Pirelli confirmed at the Korean Grand Prix that the test would not occur.
McLaren team principal Martin Whitmarsh said he was neither surprised nor disappointed.
"What we said to Pirelli is 'we're not doing anything sneaky so all the teams have got to be happy with it and the FIA has got to be happy with it'," Whitmarsh told reporters. "And if they're not, we won't do it.
"We certainly won't sneak off and wear black helmets and all that kind of stuff."
Mercedes caused controversy earlier in the season when they took part in a 'secret test' with Pirelli in Barcelona in May using their 2014 car and drivers wearing black helmets rather than their normal colours.
Ferrari and champions Red Bull have also carried out tyre tests with Pirelli but not with their current cars and McLaren's would have also been with a 2011 car using next year's prototype tyres.
Red Bull principal Christian Horner said the problem was more to do with the timing of the test, ahead of a race at the Texas circuit.
"I would have thought it makes more sense to be held post an event rather than pre and event," he told reporters.
"The way that Formula One is nowadays, to run any car - even a two-year-old car at a venue before an event - you are going to learn something, whether it is just about track conditions," he told reporters.
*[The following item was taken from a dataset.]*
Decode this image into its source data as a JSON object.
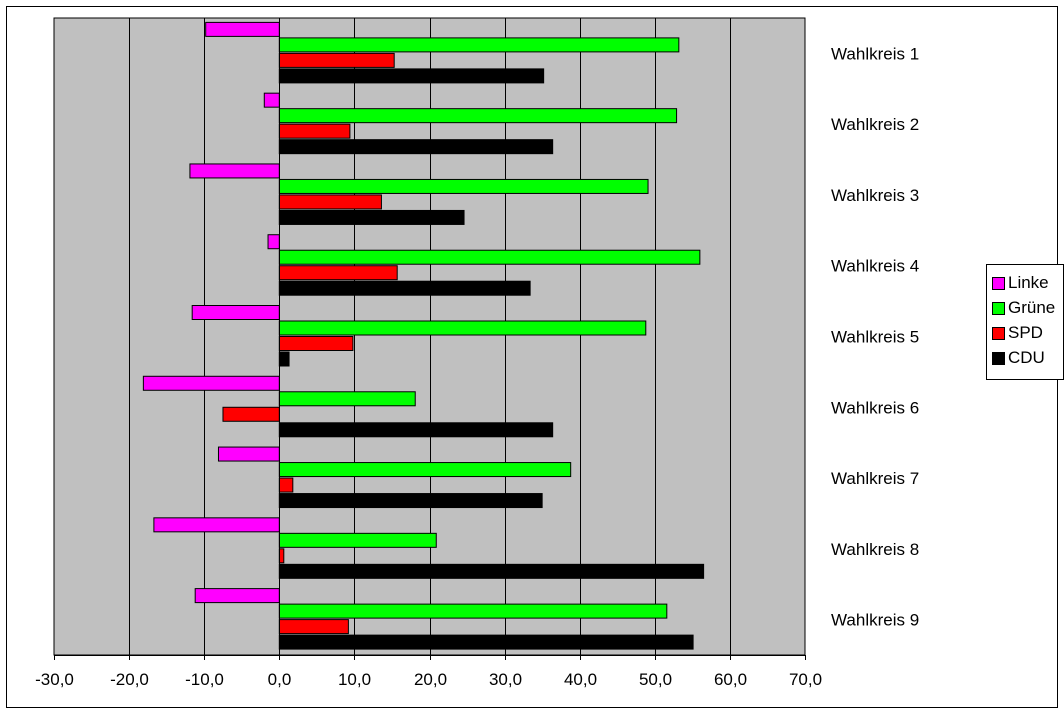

"Whereas after the circuit has been used, it doesn't have a direct impact on that year's championship. It is far more palatable and sensible for a tyre test to happen post an event."
McLaren are battling Force India for fifth place in the constructors' championship with the former champions only 14 points ahead.
"It's about perception so I can understand the FIA's position on it," said Whitmarsh.